View north from the top of the cascades.

First cascade 

Second cascades
 Slipery rocky slab.  Take care

      View at the bottom of the 2nd cascades    View of the cascades through trees

After lunch, we got ready for the pack-carry walk.  Our aim was to camp near the junction of Lake Cobbler and Speculation Tracks and then to head for the Mt Cobbler summits the next day with a day pack.  There was no water at the campsite, so we had to carry all water for drinking and cooking.  Luckily, there was only a short walk up to the plateau.

Before leaving for the walk, the car was relocated so that the campsite could be used by others.  It was a little noisy when vehicles and motor bikes passing during the day, but pretty quiet at night.  All together, we saw about 15 vehicles and about 18 motor bikes.  As a rule of thumb, we took a GPS way point of the car / the start before shouldering our packs.  We crossed the ford, passed the pad to the cascading falls and the hut.  There is a sign post at the start of Mt Cobbler Walking Track just beyond the hut.  The sign showed 4km, 2hrs return and was intended for walkers with day packs.  We crossed a creek and followed the track for about 15minutes to reach the Dandongadale River / Creek where we stopped for a drink and photos. 
 Lake Cobbler Hut (unsuitable for sleeping)

Lake Cobbler

Near the start of Mt Cobbler Walking Track

Approaching Dandongadale River/Creek

Past the creek is a steep climb, which quickly levels off to a moderate slope.  It was a well-marked track with ribbons and triangles.  Near Mt Cobbler, Cobbler Lake and Speculation Tracks junction, the track reaches a plateau with good campsites all around the junction.  We chose a campsite about 150m up the Mt Cobbler track.  It was a good campsite, with a good view of Mt Cobbler peaks and the ridge, but there is no water and a lot of ants.

The Cobbler Plateau

Day 2:  Ascent of Mt Cobbler

We started early for the Mt Cobbler summits, with day packs only, so we could avoid the afternoon heat on the shadeless summits.  The track to the summit is easily followed through the scrub and when you get to the rocky part, the route is marked by cairns where the track is not obvious.

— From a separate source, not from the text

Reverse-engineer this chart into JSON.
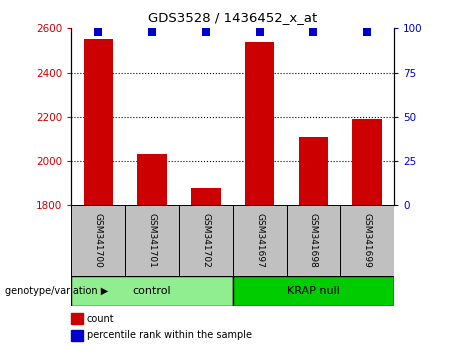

Wild flowers along the pad to the summit

Do we have to climb up there?

Mt Cobbler Peak

The summit track leads to a minor peak with good 360ยบ views of the surrounds, but the highest point is on a peak, that is separated from this minor peak by a chasm.  While this chasm looks difficult to cross, there is a path up to the summit with only one tricky spot to climb (carry a light and compact day pack), about 30m into the ascent of the summit.  After that, it is relative easy climbing.  Note the location of the difficult spot, as this is the only way down.  A handkerchief tied to a low scrub would do the job.

                                     View east from the chasm
                      The chasm & the minor peak   

The views from the summit are superb.  Allow at least an hour on the summits to take in the 360* views of Mt Koonika, Mt Speculation, Mt Buggery, The Crosscut Saw, Mt Buffalo, Mt Buller, ..         

Great Dividing Range (Barry Mountains) from The Cobbler Summit

Northern part of Mt Cobbler from the peak

NNE view of Mt Buffalo area

 Southeast view of Mt Konika, Mt Speculation, The Crosscut Saw, ..

SSW view of Mt Howitt, Mt Stirling and Mt Buller area

 West view of Mt Samaira and Strathbogies Ranges area

The return journey is to retrace our steps back to Lake Cobbler, with a refreshing drink and wash in the headwaters of the Dandongadale River.